Ils sont treize militants d’ultradroite, l’extrême droite violente, à comparaître à partir du mardi 17 janvier à Paris, pour avoir formé un groupe armé qui se proposait, de façon assez brouillonne, de poignarder Emmanuel Macron, d’assassiner des migrants, d’attaquer des mosquées ou de monter un coup d’Etat. Les « Barjols », du nom donné par les Maliens aux légionnaires français pendant l’opération « Barkhane », au Sahel, se préparaient à une guerre civile et raciale qu’ils jugeaient inéluctables, en accumulant les armes et en crapahutant dans des stages de survie. Leur groupe Facebook a compté jusqu’à cinq mille membres, la poignée de leurs dirigeants a été interpellée sans avoir eu le temps de passer à l’acte.
C’est le départ de Jean-Pierre Bouyer qui a précipité l’arrestation du groupe. L’ancien carrossier de 66 ans ne cachait pas une aversion certaine pour le président de la République. Il avait posté sur son compte Facebook la photo de Marion Maréchal, qualifiait Emmanuel Macron de « petit dictateur hystérique », qu’il voulait faire disparaître : « Cette envie est une réalité qui fait partie de ce que doit ressentir tout être possédant cet instinct… Oui, tu dois être le prédateur qui doit éliminer celui ou ceux qui cherchent à te nuire. C’est le cas de nos jours avec ce petit clown (…). Eh bien oui, l’envie de tuer, de prendre une vie. » Il publiait des photos d’une femme épaulant un fusil à pompe et notait : « Pour ceux qui nous prennent pour des cinglés, poser vous [sic] les bonnes questions, le combat sera inévitable. »

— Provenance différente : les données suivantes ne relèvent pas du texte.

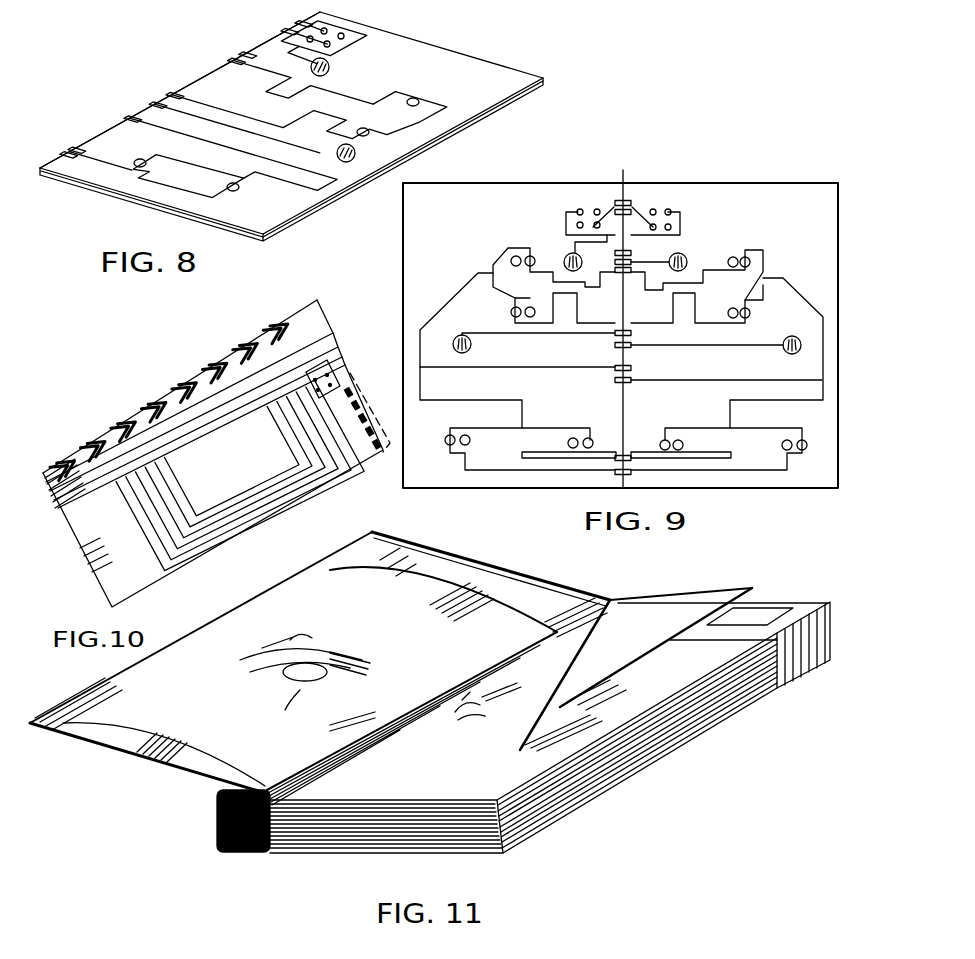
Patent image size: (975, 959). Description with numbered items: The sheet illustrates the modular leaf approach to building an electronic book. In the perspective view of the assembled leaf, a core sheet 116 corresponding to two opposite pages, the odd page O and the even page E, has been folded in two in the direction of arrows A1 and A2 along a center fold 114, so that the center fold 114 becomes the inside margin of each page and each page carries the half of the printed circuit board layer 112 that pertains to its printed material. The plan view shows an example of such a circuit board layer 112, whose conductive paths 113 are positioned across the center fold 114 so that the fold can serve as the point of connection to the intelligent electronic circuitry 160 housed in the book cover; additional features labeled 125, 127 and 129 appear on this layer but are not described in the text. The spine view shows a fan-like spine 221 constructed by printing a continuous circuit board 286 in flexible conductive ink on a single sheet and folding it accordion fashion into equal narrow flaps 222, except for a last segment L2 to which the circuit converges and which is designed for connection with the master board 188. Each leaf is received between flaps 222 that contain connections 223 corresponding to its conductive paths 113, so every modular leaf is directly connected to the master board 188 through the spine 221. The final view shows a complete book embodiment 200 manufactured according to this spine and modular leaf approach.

Il est parti en voiture, le 5 novembre 2018, en compagnie d’un jeune homme un peu faible d’esprit, Antoine Debernardi, 26 ans, vers l’est de la France, avec un poignard de commando, du matériel de survie, une bible et des croquettes pour chien : le chef de l’Etat devait participer à une série de commémorations du centenaire de l’Armistice dans la région. Jean-Pierre Bouyer a été arrêté le lendemain en Moselle, avec trois autres membres des Barjols. Les écoutes téléphoniques des jours précédents ne laissaient guère de doute sur ses intentions. « Si je vis jusque-là », disait-il, il promettait de s’occuper du maire de La Mure, dans l’Isère, qui entendait accueillir des migrants : « Ces gens-là, faut les abattre, hein, c’est fini, on en a un paquet comme ça. » « Tu les prends, tu les mets dans ta bagnole, tu fais un trou, tu les mets dedans, boum, fini ! Pas de corps, pas de meurtre. »
« Cinq cents soldats russes »
Jean-Pierre Bouyer était le numéro deux des Barjols, dont il avait claqué la porte deux mois plus tôt. « Je leur ai dit leurs quatre vérités et je me suis barré (…), tout ce qui les intéresse, c’est le barbecue (…). Putain, c’est moi qui ai 60 ans et il faut encore que je leur donne de l’élan (…). Tu sais, moi, appuyer sur une détente, je le fais. Ça ne me dérange pas, hein. » Les policiers ont trouvé chez lui une belle collection de sabres, d’armes à feu et quatorze feuillets d’une « Constitution transitoire suspensive ». Les Barjols préparaient mollement un coup d’Etat. Leur chef, Denis Collinet, 63 ans, lui aussi interpellé, un ancien du Front national (FN), se proposait de dresser une liste de dix combattants, « des hommes sûrs », « pour représenter le peuple français civil auprès des militaires ».